Manchin, Sinema’s unwillingness to change filibuster rules may cost Democrats the Freedom to Vote Act

American democracy is again on life support, and those in charge of saving it are unwilling to operate. Biden and the Democrats, hot on the heels of their failure to pass the Build Back Better Act, seem unable to pass their Freedom to Vote: John R. Lewis Act without breaking a Republican filibuster.

While the fight over this legislation is all over the national media, the reason why we need it–the Republican takeover of elections at the state and local levels–has gone relatively undiscussed.

In what has been described by the Associated Press and other sources as a “slow-motion insurrection,” Republicans have tried, and in some cases succeeded, in taking control of election operations at the local level. In Georgia, for example, GOP lawmakers recently passed an election bill giving their General Assembly power over the state board of elections.

This is a nightmare scenario, a future where voter rolls and even vote tallies are overseen by partisan officials. The only way to counter this is through federal legislation, which, thankfully, Democrats have tried to pass. However, despite having a majority in the House of Representatives, control over the Senate (with Vice President Harris serving as the tie-breaking vote in the split chamber), and control of the White House, they can’t seem to successfully pass legislation protecting voting rights due to one obstacle.

While Republicans can filibuster the legislation, or prevent it from being brought to a vote in the Senate, Democrats have the seats to change Senate rules and remove the filibuster with just a simple majority. This is where the obstacle comes in, or rather, obstacles 1A and 1B: senators Joe Manchin and Kyrsten Sinema.

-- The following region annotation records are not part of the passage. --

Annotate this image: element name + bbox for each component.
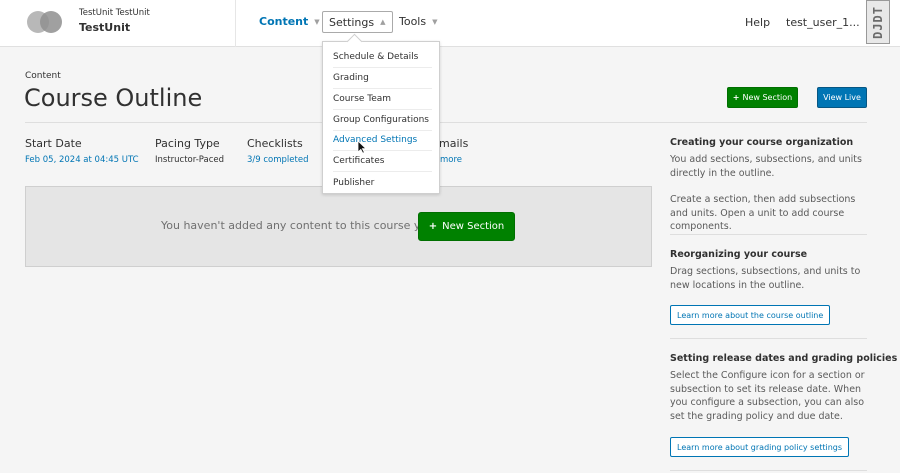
header-divider [235,0,236,47]
pacing-type-value: Instructor-Paced [155,155,225,165]
sidebar-text: Select the Configure icon for a section … [670,370,865,422]
chevron-down-icon: ▼ [432,17,438,26]
checklists-label: Checklists [247,137,303,150]
debug-toolbar-handle[interactable]: DJDT [866,0,890,44]
help-link[interactable]: Help [745,16,770,29]
sidebar-heading-organization: Creating your course organization [670,137,854,148]
course-name[interactable]: TestUnit [79,21,130,34]
sidebar-divider [670,470,867,471]
sidebar-divider [670,234,867,235]
new-section-button[interactable]: + New Section [727,87,798,108]
menu-item-course-team[interactable]: Course Team [333,89,432,110]
start-date-link[interactable]: Feb 05, 2024 at 04:45 UTC [25,155,139,165]
mouse-cursor-icon [357,140,367,154]
add-section-label: New Section [442,221,505,232]
chevron-down-icon: ▼ [314,17,320,26]
org-name: TestUnit TestUnit [79,8,150,18]
nav-settings-menu[interactable]: Settings ▲ [322,11,393,33]
page-title: Course Outline [24,84,203,112]
sidebar-heading-release-dates: Setting release dates and grading polici… [670,353,898,364]
page-eyebrow: Content [25,71,61,81]
nav-settings-label: Settings [329,15,375,29]
start-date-label: Start Date [25,137,82,150]
emails-link[interactable]: more [440,155,462,165]
menu-item-schedule-details[interactable]: Schedule & Details [333,47,432,68]
menu-item-group-configurations[interactable]: Group Configurations [333,110,432,131]
settings-dropdown: Schedule & Details Grading Course Team G… [322,41,440,194]
studio-logo[interactable] [27,11,63,33]
add-section-button[interactable]: + New Section [418,212,515,241]
chevron-up-icon: ▲ [380,18,386,26]
nav-content-label: Content [259,15,309,28]
pacing-type-label: Pacing Type [155,137,220,150]
sidebar-text: You add sections, subsections, and units… [670,154,862,179]
user-menu[interactable]: test_user_1... [786,16,860,29]
new-section-label: New Section [742,93,793,102]
logo-circle-right [40,11,62,33]
title-divider [25,122,867,123]
menu-item-grading[interactable]: Grading [333,68,432,89]
menu-item-certificates[interactable]: Certificates [333,151,432,172]
menu-item-publisher[interactable]: Publisher [333,172,432,193]
sidebar-divider [670,338,867,339]
sidebar-heading-reorganizing: Reorganizing your course [670,249,808,260]
nav-content-menu[interactable]: Content ▼ [259,15,320,28]
checklists-link[interactable]: 3/9 completed [247,155,308,165]
empty-outline-message: You haven't added any content to this co… [161,219,435,232]
plus-icon: + [428,221,438,232]
sidebar-text: Drag sections, subsections, and units to… [670,266,861,291]
top-header: TestUnit TestUnit TestUnit Content ▼ Set… [0,0,900,47]
menu-item-advanced-settings[interactable]: Advanced Settings [333,130,432,151]
plus-icon: + [732,93,740,102]
nav-tools-menu[interactable]: Tools ▼ [399,15,438,28]
view-live-button[interactable]: View Live [817,87,867,108]
nav-tools-label: Tools [399,15,427,28]
learn-grading-button[interactable]: Learn more about grading policy settings [670,437,850,457]
emails-label: mails [439,137,469,150]
debug-toolbar-label: DJDT [871,5,885,39]
sidebar-text: Create a section, then add subsections a… [670,194,856,232]
learn-outline-button[interactable]: Learn more about the course outline [670,305,831,325]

Both Manchin and Sinema have expressed their unwillingness to change filibuster rules, and because the Democrats only have 50 seats, either’s opposition to the rules change would have doomed the proposal.

It’s easy to blame party leadership for their inability to corral the votes, but it’s not their fault entirely. 

American politicians are free to vote against their party, and the only things the party can really threaten is to strip a politician of committee seats or to run a primary challenge. For both senators, a primary challenge threat won’t come to fruition for years. As far as committee seats, Democrats can’t risk pushing either senator across the aisle by exiling them, as that would hand control to the Republicans.

Changing the filibuster is a big step, and Manchin and Sinema have all the leverage, at least for now. If Democrats want to pass voting rights legislation before the midterm shuffle, they aren’t going to succeed by browbeating Manchin and Sinema until they either change their minds or feel compelled, or coerced, to action.

If the legislation is going to be passed, Manchin and Sinema need to be willing to change the filibuster rules for the legislative package on their own accord. To do so, Democrats must change their path. They need to more publicly call out Republican intrusion into the voting process, and they need to pare down their package to only the bare necessities to ensure at least somewhat fair elections in 2024. 

By exposing Republican attempts to control the voting process, Democrats can present a clear dilemma to Sinema: either the filibuster stays or our voting rights do. Right now, the fight over the package is bigger news than Republican election power-grabs. If that’s flipped, there’s a good chance that Sinema will feel compelled to action.

By slimming down the legislation, Democrats can alleviate Joe Manchin’s probable fear that if he carves out the filibuster for strong Democratic legislation, Republicans will crucify him in 2024. West Virginia is a very red state, so Manchin has to be careful to avoid offending his constituents that don’t share his party. If the package is whittled down, it gives him the ability to respond to Republican attacks with the fact that he did reduce the size and power of the eventual legislation before it was passed.

Democrats need to pass some form of voting rights protections before 2024 and ideally before the midterms in 2022. To do so, they have no other options besides whittling down their legislation to appease the most important Joe in the party–not Biden, but Manchin.